Posted in Film, Reviews
By Martin Roberts on 6 Jan 2014

The Railway Man tells the real life story of Eric Lomax, a Lieutenant in World War II who was captured along with his regiment and forced to participate in the construction of the Burma Railway. The film is based on the memoirs of Lomax himself, and details the remarkable story of how he was tortured at the hands of a young Japanese officer whom he later met and, extraordinarily, reconciled with, decades after the war was over.

Every now and again we hear war stories that reaffirm the potential for goodness in humankind, even in the most horrific circumstances, and this story – which follows Lomax in his later years and in wartime flashbacks – is one with a simple but transcendent message.

It is directed by Jonathan Teplitzky and stars both Colin Firth and Jeremy Irvine as Eric Lomax. In the post-war segments, we see Lomax meeting and falling in love with Patti (Nicole Kidman) and attending veterans meetings headed up by old war colleague Finlay (Stellan Skarsgård). Jeremy Irvine’s sections are more straightforward, and detail the conditions under which POWs were treated by Japanese forces.

I felt that the film, although it is well made, was rarely as remarkable or memorable as the story it is telling. This may be because the framing narrative keeps the older Lomax off screen for much of the mid section, and in doing so removes our most direct emotional link to the events being recounted. Instead, we see Patti interviewing Finlay about his former comrade’s travails, while our link to Lomax becomes the Jeremy Irvine section of the film, which is nicely played but ultimately quite straightforward. Although the film is establishing the horrors of war in its flashbacks, it actually has the effect of removing us from the focus of the first part of the film, in which Lomax struggles to live comfortably with Patti under the weight of the memories he cannot expunge. It’s not too much of a criticism, because the flashback scenes are decently done, but because the film begins with a charisma of its own – a lovely sequence in which Lomax awkwardly charms Patti on a train – the war scenes feel oddly distracting and undercooked.

Thankfully the final third of the film, in which Lomax returns to the scene of the horrors that befell him, is effectively done.
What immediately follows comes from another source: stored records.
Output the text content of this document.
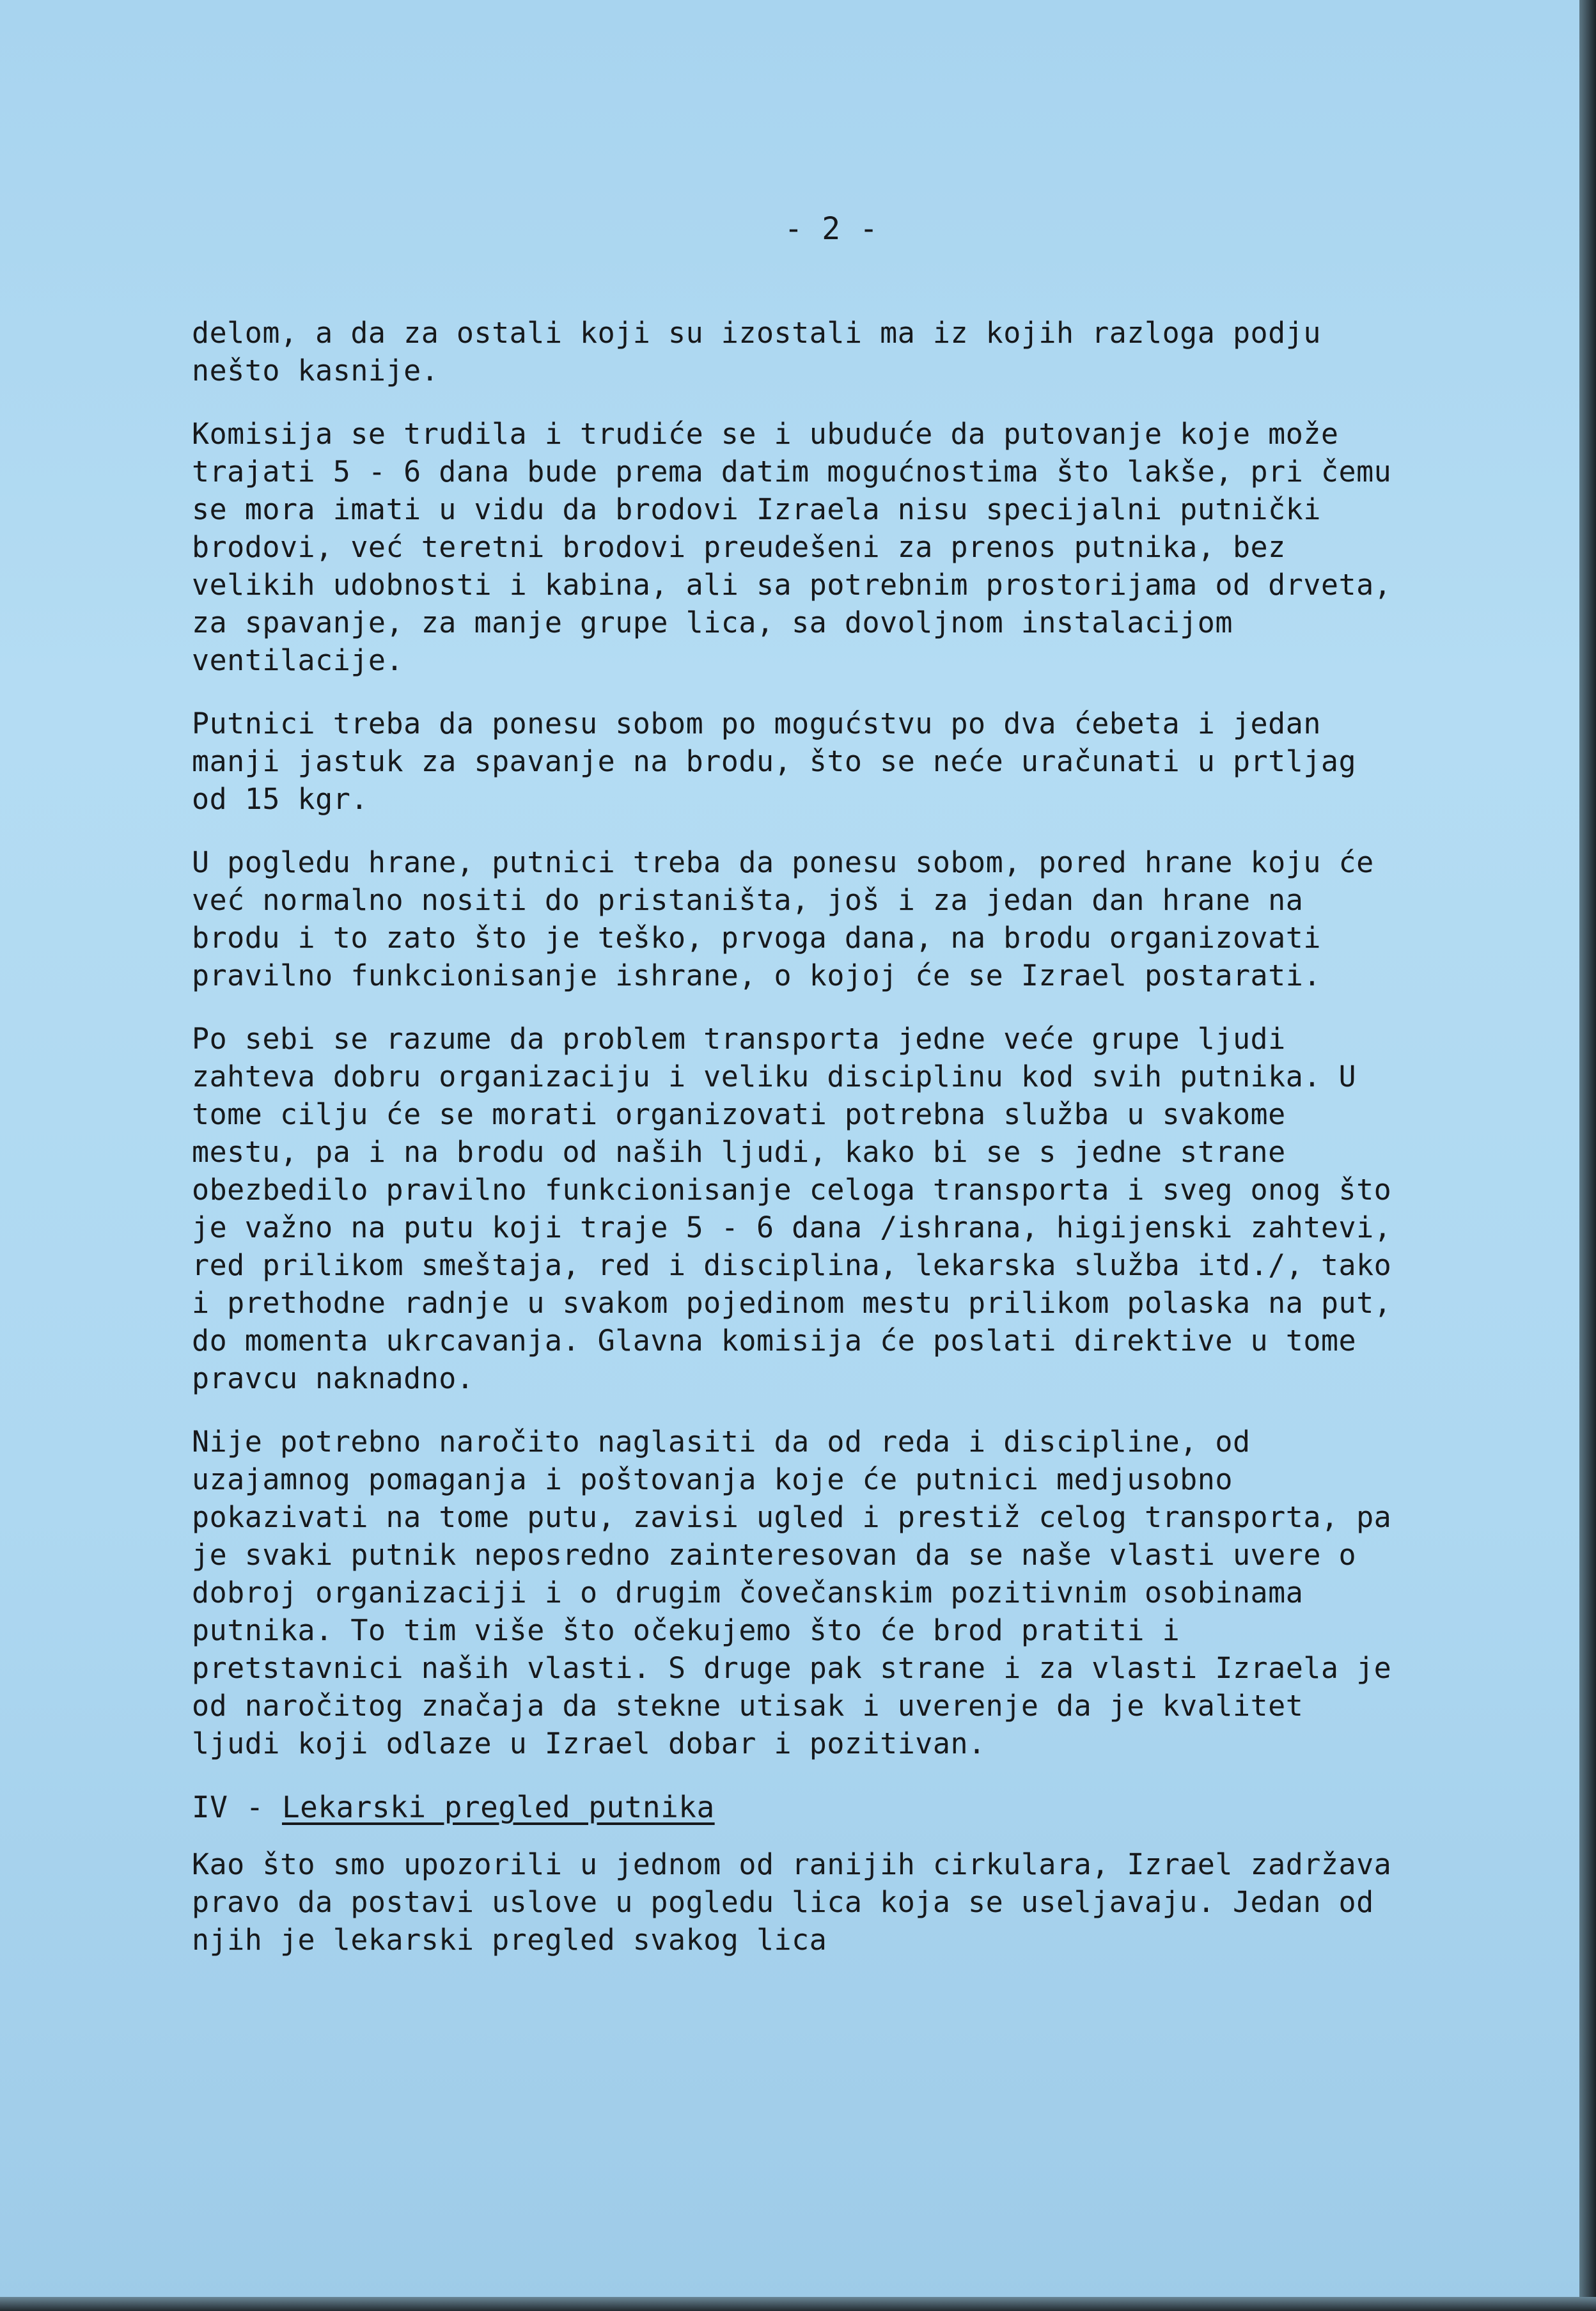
- 2 -

delom, a da za ostali koji su izostali ma iz kojih razloga podju nešto kasnije.

Komisija se trudila i trudiće se i ubuduće da putovanje koje može trajati 5 - 6 dana bude prema datim mogućnostima što lakše, pri čemu se mora imati u vidu da brodovi Izraela nisu specijalni putnički brodovi, već teretni brodovi preudešeni za prenos putnika, bez velikih udobnosti i kabina, ali sa potrebnim prostorijama od drveta, za spavanje, za manje grupe lica, sa dovoljnom instalacijom ventilacije.

Putnici treba da ponesu sobom po mogućstvu po dva ćebeta i jedan manji jastuk za spavanje na brodu, što se neće uračunati u prtljag od 15 kgr.

U pogledu hrane, putnici treba da ponesu sobom, pored hrane koju će već normalno nositi do pristaništa, još i za jedan dan hrane na brodu i to zato što je teško, prvoga dana, na brodu organizovati pravilno funkcionisanje ishrane, o kojoj će se Izrael postarati.

Po sebi se razume da problem transporta jedne veće grupe ljudi zahteva dobru organizaciju i veliku disciplinu kod svih putnika. U tome cilju će se morati organizovati potrebna služba u svakome mestu, pa i na brodu od naših ljudi, kako bi se s jedne strane obezbedilo pravilno funkcionisanje celoga transporta i sveg onog što je važno na putu koji traje 5 - 6 dana /ishrana, higijenski zahtevi, red prilikom smeštaja, red i disciplina, lekarska služba itd./, tako i prethodne radnje u svakom pojedinom mestu prilikom polaska na put, do momenta ukrcavanja. Glavna komisija će poslati direktive u tome pravcu naknadno.

Nije potrebno naročito naglasiti da od reda i discipline, od uzajamnog pomaganja i poštovanja koje će putnici medjusobno pokazivati na tome putu, zavisi ugled i prestiž celog transporta, pa je svaki putnik neposredno zainteresovan da se naše vlasti uvere o dobroj organizaciji i o drugim čovečanskim pozitivnim osobinama putnika. To tim više što očekujemo što će brod pratiti i pretstavnici naših vlasti. S druge pak strane i za vlasti Izraela je od naročitog značaja da stekne utisak i uverenje da je kvalitet ljudi koji odlaze u Izrael dobar i pozitivan.

IV - Lekarski pregled putnika

Kao što smo upozorili u jednom od ranijih cirkulara, Izrael zadržava pravo da postavi uslove u pogledu lica koja se useljavaju. Jedan od njih je lekarski pregled svakog lica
Like the mid section, I felt that the script was lacking a spark at times, but Firth and Hiroyuki Sanada (who plays the older version of Lomax’s torturer) give the scenes gravitas. Sanada’s performance is perhaps the most important in the film, because it counters the one-sided depiction of the Japanese that comes as a result of only seeing things from Lomax’s perspective. There is also a quite beautiful moment in which Lomax looks out over an English landscape – notably featuring a railway bridge – which is one of the film’s most memorable and subtle touches.

At the closing credits, we get the now fairly standard Hollywood practice of bringing in photographs of the real protagonists, and it’s a genuinely moving conclusion. The film is uneven, and doesn’t make the most of Firth’s good performance in the opening scenes, but it’s never theless a solidly made piece of drama. Although the film itself is not exceptional, it tells an important story with a well-articulated message, and for that reason merits attention.